11:42 Uhr - Schulgebäude - Treppen vor Block B
Jester hielt die Hand immer noch ausgestreckt. In ihr flammten erneut Bilder auf. Bilder, die sie erhofft hatte, zu vergessen. Wie Blitze erschienen sie vor ihrem geistigen Auge.
Eine Tür. Holz, schon älter und nicht wirklich teuer, aber robust.
Klicken. Sie wurde geöffnet. Hinter der Tür stand ein Junge, etwas älter als sie selbst und hinter Jester zwei Freundinnen dieses Jungen. Diese schoben Jester in das Zimmer hinein.
Ihr Gesicht musste dunkelrot gewesen sein, es brannte wie Feuer auf ihrer Haut.
Ein weiteres Klicken. Die Tür war zu. Der Junge kramte in seinen Hosentaschen und ein letztes Klicken war zu vernehmen.
Die Tür war abgeschlossen.
Sein Gesicht. Verzogen durch Habgier und Lust, ein Grinsen wie auf einem Kürbis zu Halloween. Morbid. Makaber. Furcht einflößend.
Er ging auf sie zu. Sagte, er tue ihr damit einen Gefallen. Verdeutlichte, dass ihr Körper nicht das war, was er eigentlich wollte. Er suchte mehr. Doch für sie, würde er eine Ausnahme machen. Er packte sie an der Schulter, rabiat, grausam, brutal...

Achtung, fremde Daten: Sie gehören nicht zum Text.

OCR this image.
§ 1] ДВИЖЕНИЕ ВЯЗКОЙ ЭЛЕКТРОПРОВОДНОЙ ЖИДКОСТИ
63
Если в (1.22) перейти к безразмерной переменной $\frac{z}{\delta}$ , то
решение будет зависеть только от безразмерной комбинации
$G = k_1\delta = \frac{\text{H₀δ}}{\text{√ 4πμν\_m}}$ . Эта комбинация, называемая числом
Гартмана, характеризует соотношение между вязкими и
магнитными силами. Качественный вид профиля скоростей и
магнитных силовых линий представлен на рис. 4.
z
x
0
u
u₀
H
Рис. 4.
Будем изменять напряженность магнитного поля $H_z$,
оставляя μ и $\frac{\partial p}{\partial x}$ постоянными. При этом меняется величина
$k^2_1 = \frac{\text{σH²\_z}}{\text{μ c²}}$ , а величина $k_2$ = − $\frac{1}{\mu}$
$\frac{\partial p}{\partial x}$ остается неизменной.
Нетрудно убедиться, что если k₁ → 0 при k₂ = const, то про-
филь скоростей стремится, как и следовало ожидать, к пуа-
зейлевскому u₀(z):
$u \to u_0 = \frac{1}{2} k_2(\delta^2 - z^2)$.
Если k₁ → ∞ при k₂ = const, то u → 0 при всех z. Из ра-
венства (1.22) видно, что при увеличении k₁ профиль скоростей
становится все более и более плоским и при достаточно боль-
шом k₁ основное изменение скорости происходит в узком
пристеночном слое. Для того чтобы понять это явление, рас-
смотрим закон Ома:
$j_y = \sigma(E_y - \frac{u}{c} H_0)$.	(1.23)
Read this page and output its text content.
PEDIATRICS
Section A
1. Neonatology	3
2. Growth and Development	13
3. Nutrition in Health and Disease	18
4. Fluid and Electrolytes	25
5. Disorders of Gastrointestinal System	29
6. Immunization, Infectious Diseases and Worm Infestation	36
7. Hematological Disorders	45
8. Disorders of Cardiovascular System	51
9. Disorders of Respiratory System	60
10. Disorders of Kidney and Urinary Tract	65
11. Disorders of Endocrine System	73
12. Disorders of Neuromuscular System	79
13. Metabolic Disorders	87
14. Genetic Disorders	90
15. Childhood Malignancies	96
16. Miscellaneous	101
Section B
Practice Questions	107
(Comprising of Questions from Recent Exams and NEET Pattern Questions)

Jester spürte einen Schmerz in ihrer Schulter und griff mit ihrer linken Hand nach dem, was diesen ausgelöst hatte. Sie sah nicht, dass es Ibuki's Arm war. Sie hörte sie nicht sagen "Das war für dein beschissenes Meerschweinchen. Das nervt! Können wir?", sondern sah und hörte ihn. Sie verstärkte den Druck auf den unteren Teil des Handgelenks, den sie in der Hand hatte und setzte mit der rechten, flachen Hand an Ibuki's Schulter an. Bevor der Junge in ihren Augen noch irgendetwas sagen konnte, bevor er überhaupt realisiert hatte, was los war, hatte sie seinen Arm verdreht.
Die linke Hand, die sie in U-Form unter dem Gelenk des Jungen positionierte, hatte sie nach oben gedreht und von sich weggedrückt, während sie die Schulter zu sich heranzog. Nun waren sie und der Arm des Jungen hinter ihm. Jester ging nah an ihn heran und flüsterte in sein Ohr: "Ich habe dir nichts getan. Aber du hast... Ich werde es dir nicht verzeihen. Ich bin dir letztes Mal ausgewichen. Diesmal werde ich dir die Arme brechen!" Sie wollte gerade ansetzen, als sie von einem Geräusch wieder in die Wirklichkeit zurückgeholt wurde. Ibuki stand vor ihr. Mit großen Augen blickte sie in Jesters Gesicht. Sie hätte sich wehren können, keine Frage, doch sie war scheinbar zu überrascht gewesen.
Jester blickte herunter und sah, dass sie Ibuki's Arm verdreht hatte und so stark an das Gelenk gegriffen hatte, dass sie ihr dort das Blut abschnürte.
Schnell ließ Jester Ibukis Arm los und wich einige Schritte zurück, ehe sie sich zu einer Entschuldigung tief vorbeugte. "Es... es tut mir leid... Ich wollte nicht... Ich... Erinnerungen kamen auf und..." Sie erwartete, dass Ibuki ihr dies heimzahlen würde, also bewegte sie sich nicht und wartete. Wenn sie etwas falsch gemacht hatte, wurde Jester dementsprechend bestraft. Also war es für sie nur verständlich, wenn das Mädchen ihr ein paar gehörige Denkzettel verpassen würde.